Roasted pumpkin seeds (see notes above on how to do this)

Method

  1. Pre-heat your oven to 180°C/350°F/gas 4

  2. Chop your pumpkin or squash into chunks. Remove the seeds and set them aside so that you can roast them (see my notes above).

  3. Season your pumpkin or squash with a little olive oil (or omit if you prefer and splash a little water over it) and sprinkle with sea salt. Then spread out on a baking tray and leave to roast for about 45 mins while you get to work on the rest of the meal. Remove from the oven when soft.

  4. Now make your dough for the wraps. Combine the oat flour, spices and salt and mix well. Then add the spinach and aquafaba. It will be very wet and sticky at first so mix everything together with a wooden spoon as best you can and let everything sit for a few minutes.

  5. Now use your hand to really bring everything together. Knead for a few minutes until you have a lovely smooth dough. Return this to your mixing bowl and leave it to sit while you make your chickpeas.

  6. Heat up a frying pan with just one teaspoon of cooking oil. When hot, add your chickpeas, roll them around in the oil and then leave them undisturbed for a couple of minutes. Then you can start giving the pan a bit of a shake every now and then for another 2 minutes. By this time the chickpeas should have a bit of colour to them.

    When chickpeas get really hot they can pop and fly out of the pan, so be careful.

  7. Now add your chilli powder, smoked paprika, sweet paprika and cumin, along with the other teaspoon of oil and fry for another 30 seconds or so until the spices are fragrant.

  8. Now add your tamari, maple syrup and a pinch of sea salt and continue to fry for another 30 seconds or so until there is no liquid in the pan and your chickpeas are dark and caramelised.
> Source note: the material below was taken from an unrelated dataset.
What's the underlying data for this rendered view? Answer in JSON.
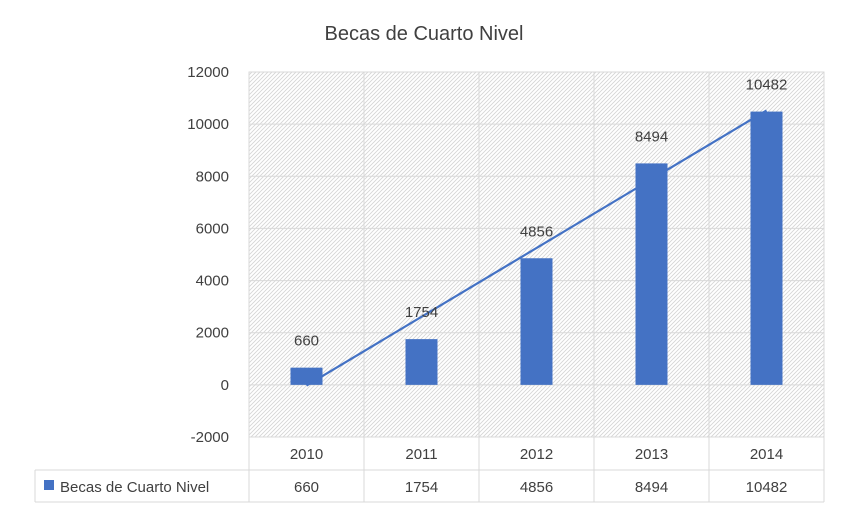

You’ll have to scrape the bottom of the pan every now and then. Set aside (you may want to re-heat them briefly before serving)

  9. Separate your dough into 4 or 5 even sized balls. Then lightly coat a clean surface with oat flour.

  10. Take your first ball and flatten it with your hands. Then turn it over (so both sides are coated with a little flour) before carefully rolling it out into a circle as best you can. It wont get any thicker as it cooks, so aim for the thickness of a regular wrap. Set aside and repeat with the rest of the dough.

  11. Now warm up your pan over a medium heat. As long as your pan is non-stick you shouldn’t need to use any oil, but you can use a tiny amount if you really need to.

  12. Place the first wrap in the pan and leave it for about 1 1/2 to 2 minutes, until the underside is dry and has little golden spots on it. Then flip it over and cook for another 1 1/2 to 2 minutes. This will depend on how hot your pan is and how thick your wraps are. They’ll look a bit dry when they’re done, but will soften up.

  13. Repeat with each wrap and when they’re done, stack them on top of each other on a small plate. The heat and moisture from doing this will soften them slightly.

  14. To make your tahini dressing, start by combining the tahini, lemon juice and salt. Then add a few teaspoons of water and mix. Keep adding water 1 or 2 teaspoons at a time and mixing, until you have a creamy smooth consistency. Then drizzle in a little olive oil and mix.

  15. Once your pumpkin is ready, your chickpeas are warm and you’ve prepared a salad, you’re ready to go! I recommend serving up each element of the wrap in a separate bowl so you and your dinner guests can make their own wraps as they go along.